Une question de sécurité

 Second enjeu, et non des moindres, pour les directions juridiques : assurer la sécurité des données stockées et échangées. Une démarche qui débute en attribuant les bons accès aux bonnes personnes dans l’entreprise – ne serait-ce que pour se prémunir des délits d’initié. Faut-il rappeler les mésaventures de Jun Ying, ce directeur informatique d’Equifax, qui a été inculpé en mars 2018 par la SEC, le gendarme de la Bourse américain ? Liquidant ses propres parts dans Equifax peu avant que l’entreprise n’annonce avoir subi un important piratage informatique, notre homme avait empoché un million de dollars.

Si le risque est interne à l’entreprise, il vient aussi de l’extérieur. Depuis l’adoption du très controversé « Cloud Act » par l’administration américaine en mars dernier, l’ingérence de l’Oncle Sam dans les affaires de nos entreprises est possible pour peu qu’une affaire judiciaire soit en cours.
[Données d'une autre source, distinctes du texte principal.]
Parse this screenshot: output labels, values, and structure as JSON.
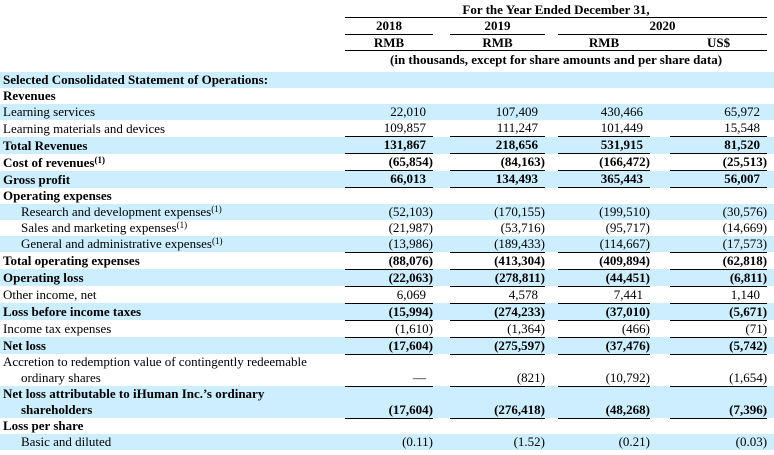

Hélas, quand on connaît la propension des États-Unis à s’arroger le droit d’être juge et partie (faut-il rappeler le cas de l’amende de BNP Paribas en Iran ?), les risques pour le secret des affaires est entier. Autrement dit, toute donnée confiée ou transitant par une entreprise américaine est susceptible d’être interceptée par les services de sécurité de Washington. Afin de protéger les informations juridiques, par nature hautement sensibles, le choix du prestataire et du pays d’hébergement de ces données est donc capital – vital, même. On privilégiera alors les entreprises qui appliquent la norme ISO 27001.

Une question de conformité

 Enfin, qui dit dématérialisation, dit besoin croissant de traçabilité, de confidentialité et de conformité. Cette dernière passe nécessairement par le biais d’une signature numérique, seul outil attestant de l’authenticité d’un document original. Depuis mai et novembre 2017, la France a mis sur pied des normes de conformité particulièrement strictes (NFZ 42-013 et NFZ 42-026), qui permettent d’élaborer un document officiel faisant office de preuve numérique. Et, au niveau européen, le RGPD (Règlement pour la protection des données personnelles) garantit aux entreprises de l’Union européenne la confidentialité de leurs données personnelles.

Si nos entreprises veulent le « paperless » tiennent toutes leurs promesses – 300% d’augmentation du retour sur investissement, 50% de rentabilité supplémentaire, etc. –, elles ne doivent pas se contenter de s’équiper de nouveaux outils mais en comprendre l’usage, s’assurer de leur sécurité et de dématérialiser selon les normes adéquates. Un défi à la taille pour toutes les directions juridiques.